ResMed Senior Visual Interaction Designer, Marc Caldwell presents his sensual ‘Logic ‘n’ flow’ online dating wireframe, and it’s everything we hoped it would be. His designs are complete and easy to follow, with forms, labels and content placeholders to provide additional – if somewhat raunchy! – hints to the user.
How about a smart weather app that allows you to demonstrate descriptive weather statuses such as the temperature, pressure, and humidity.
In this wireframe mobile app example below, designed by Matt Sclanrandis, we can clearly visualize each feature that the final weather app will contain. Helpful stats, graphics, and history charts can be put in place, as well as interactive maps, and the forecast around your area.
When presenting a weather app to colleagues or stakeholders, we would recommend showing them a clickable wireframe, or mid-to-high-fidelity prototype, so that they understand the functionality as well as the visual structure and attributes. Weather is pretty interactive!
If you’re unfamiliar with the company, San Francisco-based Boosted makes skateboards with light and powerful electric motors. The team used Justinmind to wireframe and prototype their iOS mobile app last year, and their feedback was awesome!
“Closing the gap between my simpler wireframes and interactive prototypes. I chose Justinmind because it strikes a balance and it’s nailed what I need from prototyping”Emilio Gonzalez - Boosted Board’s Senior UX Designer
Working closely with the Product Engineering team, the designers created a series of paper wireframes before “taking it to the pixels”. After this, the team moved on to create wireframes with detailed user navigation flow. These helped them to fully define each design element, and make sure that everyone – software engineers included – was on the same page.
You can find more about these sketches and wireframes here.
You can read more about their journey, and how the final app prototype came to be here in our Boosted Boards case study.
This high-fidelity wireframe already has the key animations the finished product. With a simple design that has the visual components but not the color scheme, we can appreciate the simplicity and practicality of the product.
Designed by Alyoop, this wireframe was even used for user testing. What’s not to love, right?
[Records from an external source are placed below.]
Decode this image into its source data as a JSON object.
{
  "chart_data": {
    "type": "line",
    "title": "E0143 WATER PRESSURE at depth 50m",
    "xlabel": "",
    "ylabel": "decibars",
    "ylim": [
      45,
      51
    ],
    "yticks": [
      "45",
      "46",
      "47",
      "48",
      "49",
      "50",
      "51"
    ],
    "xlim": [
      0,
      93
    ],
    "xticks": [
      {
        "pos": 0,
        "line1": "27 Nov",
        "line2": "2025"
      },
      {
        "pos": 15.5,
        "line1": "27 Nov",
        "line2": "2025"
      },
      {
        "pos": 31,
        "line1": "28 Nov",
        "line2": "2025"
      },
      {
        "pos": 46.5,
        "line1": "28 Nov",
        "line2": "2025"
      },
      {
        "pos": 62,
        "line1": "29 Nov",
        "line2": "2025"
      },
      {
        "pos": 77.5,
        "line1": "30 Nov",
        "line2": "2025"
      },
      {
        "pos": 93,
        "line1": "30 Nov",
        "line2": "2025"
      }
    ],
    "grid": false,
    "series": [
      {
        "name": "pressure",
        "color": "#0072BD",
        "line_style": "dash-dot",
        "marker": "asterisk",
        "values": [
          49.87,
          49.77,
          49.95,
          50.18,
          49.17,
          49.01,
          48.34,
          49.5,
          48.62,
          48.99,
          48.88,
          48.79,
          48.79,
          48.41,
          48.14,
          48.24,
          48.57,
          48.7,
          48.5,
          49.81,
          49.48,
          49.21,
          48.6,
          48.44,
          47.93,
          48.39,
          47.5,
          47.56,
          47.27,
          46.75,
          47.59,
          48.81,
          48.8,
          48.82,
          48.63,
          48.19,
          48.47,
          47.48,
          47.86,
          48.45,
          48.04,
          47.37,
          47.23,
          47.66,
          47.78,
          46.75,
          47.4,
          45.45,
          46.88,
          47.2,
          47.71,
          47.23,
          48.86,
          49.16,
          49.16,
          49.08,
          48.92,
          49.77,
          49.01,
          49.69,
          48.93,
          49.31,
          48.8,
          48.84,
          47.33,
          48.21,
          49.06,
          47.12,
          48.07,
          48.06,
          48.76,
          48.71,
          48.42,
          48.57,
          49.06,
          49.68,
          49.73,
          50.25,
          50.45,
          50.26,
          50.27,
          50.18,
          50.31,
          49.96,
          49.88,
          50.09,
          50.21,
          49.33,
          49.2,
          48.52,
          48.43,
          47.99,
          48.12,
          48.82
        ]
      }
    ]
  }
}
This high-fidelity wireframe already uses real content but leaves the visual fluff for a later stage in the product development. We like this design, because even though it was originally meant for a price tracking tool, the concept can be applied to most banking and personal finance tools.
Designed by Kishore, this wireframe example works well to showcase how to display complex data in the reduced screen of a smartphone. The different areas of the screen are well separated, and the design leaves plenty of whitespace to provide relief to the eye of the user.
This wireframe by Afshin Mohammadi is a simple and powerful design that lets the practical functionality of the product shine. It showcases how music will be displayed, and how users can explore new types of music using the product.
Designer Reiss created this high-fidelity wireframe for a mobile app that deals with all things football-related. The wireframes we see below are a great example of how we can use real content, and even add some color to wireframes before taking it to the prototype level.
In the wireframe, we can appreciate the navigation components and the different aspects of the product. Simple and straightforward – just the way we like it!
Another great wireframe example by Kishore – this one, concerning a mobile app that helps parents stay up-to-date on their children’s school work. We love the navigation bar at the bottom of the page that shows us the most crucial features of the app.
Dipping your toe in the pond of wireframing before jumping head-first into the deep pool of prototyping is always a good idea. We know that, sometimes, mustering up the inspiration to get the ball rolling can be tough. But hopefully, with these wonderful web and mobile app wireframe examples, you’ll find yourself having an idea or two about how to approach your next project!